The Sindy has been getting a lot of blogosphere points for this article, which alleges that a mysterious ailment of bees is caused by “radiation” from mobile phone networks. Nowhere is it mentioned that an identical, and unexplained, condition has been documented as early as 1896, before the invention of radio and a hell of a long time before mobile phones were common.
It gets worse, though.
But an official Finnish study found that people who used the phones for more than 10 years were 40 per cent more likely to get a brain tumour on the same side as they held the handset.
No, it didn’t. The study found that people who used the phones for more than 10 years were no more likely to get a brain tumour than anyone else. But, in the event they did, they were 40 per cent more likely to report that it was on the side they held the phone – or at least to think that they held the phone 10 years ago on the side of their head the tumour was on, as this was self-reported and clearly subject to confirmation bias.
There is no mention of the Royal Danish Cancer Institute report, the biggest (n=420,000) and longest (25 years) epidemiological study ever undertaken into the subject and the only one to use network operators’ billing data, rather than self-reporting, to find out how much the patients used their phones over a period of 20 years. So what did they find?

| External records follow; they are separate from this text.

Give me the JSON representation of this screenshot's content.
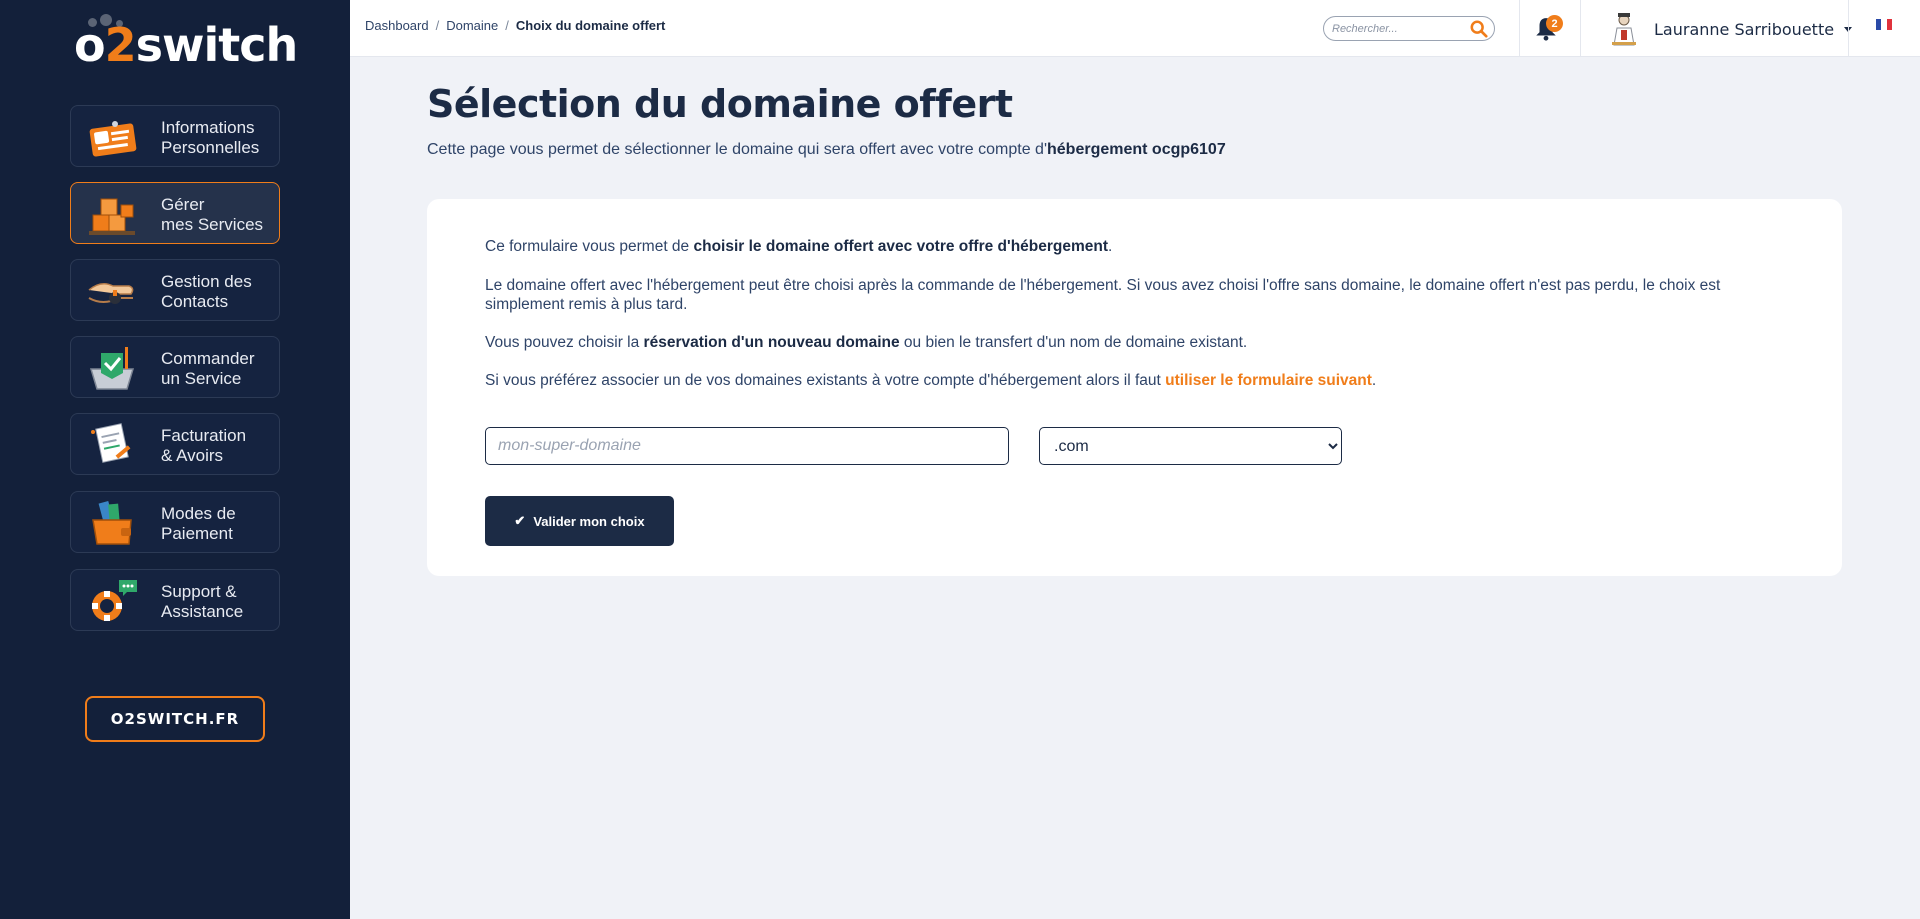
{
  "brand": {
    "logo_prefix": "o",
    "logo_two": "2",
    "logo_suffix": "switch",
    "site_button": "O2SWITCH.FR",
    "colors": {
      "sidebar": "#13203a",
      "accent": "#f07d1a",
      "text_dark": "#1c2b45",
      "page_bg": "#f0f2f7"
    }
  },
  "sidebar": {
    "items": [
      {
        "label": "Informations\nPersonnelles",
        "icon": "id-card-icon",
        "active": false
      },
      {
        "label": "Gérer\nmes Services",
        "icon": "boxes-icon",
        "active": true
      },
      {
        "label": "Gestion des\nContacts",
        "icon": "handshake-icon",
        "active": false
      },
      {
        "label": "Commander\nun Service",
        "icon": "shopping-basket-icon",
        "active": false
      },
      {
        "label": "Facturation\n& Avoirs",
        "icon": "invoice-icon",
        "active": false
      },
      {
        "label": "Modes de\nPaiement",
        "icon": "wallet-icon",
        "active": false
      },
      {
        "label": "Support &\nAssistance",
        "icon": "lifebuoy-icon",
        "active": false
      }
    ]
  },
  "topbar": {
    "breadcrumb": {
      "items": [
        "Dashboard",
        "Domaine"
      ],
      "current": "Choix du domaine offert"
    },
    "search": {
      "placeholder": "Rechercher..."
    },
    "notifications": {
      "count": "2"
    },
    "user": {
      "name": "Lauranne Sarribouette"
    },
    "language": "fr"
  },
  "main": {
    "title": "Sélection du domaine offert",
    "subtitle_text": "Cette page vous permet de sélectionner le domaine qui sera offert avec votre compte d'",
    "subtitle_bold": "hébergement ocgp6107",
    "card": {
      "p1_text": "Ce formulaire vous permet de ",
      "p1_bold": "choisir le domaine offert avec votre offre d'hébergement",
      "p1_end": ".",
      "p2": "Le domaine offert avec l'hébergement peut être choisi après la commande de l'hébergement. Si vous avez choisi l'offre sans domaine, le domaine offert n'est pas perdu, le choix est simplement remis à plus tard.",
      "p3_text": "Vous pouvez choisir la ",
      "p3_bold": "réservation d'un nouveau domaine",
      "p3_end": " ou bien le transfert d'un nom de domaine existant.",
      "p4_text": "Si vous préférez associer un de vos domaines existants à votre compte d'hébergement alors il faut ",
      "p4_link": "utiliser le formulaire suivant",
      "p4_end": ".",
      "domain_placeholder": "mon-super-domaine",
      "domain_value": "",
      "tld_selected": ".com",
      "submit_label": "Valider mon choix"
    }
  }
}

We found no evidence for an association between tumor risk and cellular telephone use among either short-term or long-term users. Moreover, the narrow confidence intervals provide evidence that any large association of risk of cancer and cellular telephone use can be excluded.
You can read the paper in the Journal of the U.S. National Cancer Institute.
All in all, an exercise in bad newspaper science worthy of the Daily Hell – even the headline sounds Mailesque. Why? According to media sources, the Indy recently hired two chief sub-editors from the Mail. Do Associated Newspapers Staff Wreck Your Journalistic Standards? – not a bad headline, eh?
Update: I’ve managed to find the German study they referred to (pdf). It consisted of plonking a DECT cordless phone base station inside the bees’ hive, either with or without homemade shielding, then catching some bees, marking them, and counting how many returned within a given time period. It’s not clear from the paper whether they put anything in the control group’s hive, which raises the question of whether the results are an artefact of the experiment.
In two rounds of tests, they got one marginally significant result and one nonsignificant. Apparently, 54 per cent of the bees with the DECT station on returned on time, compared to 63 per cent without, in six tests. Reading some of the other papers, the initial hypothesis appears to be that “GSM TDMA time slots change over at about a frequency of 217Hz, and that’s nearish one cycle in the bees’ dance, so it must be connected”. They do mention that the pulse cycle in DECT is 100Hz, but do not discuss the fact that this isn’t the same.
Neither do they mention that timeslotting doesn’t mean there is no signal from the BTS, just that it communicates with a different user. Ho hum.
Thank you, Alex. I was curious about this.
You just got yourself a blogroll link, my friend, for being objective and smart.
Well I tried to chase a bee out using my mobile phone, gave up and used fly spray in the end.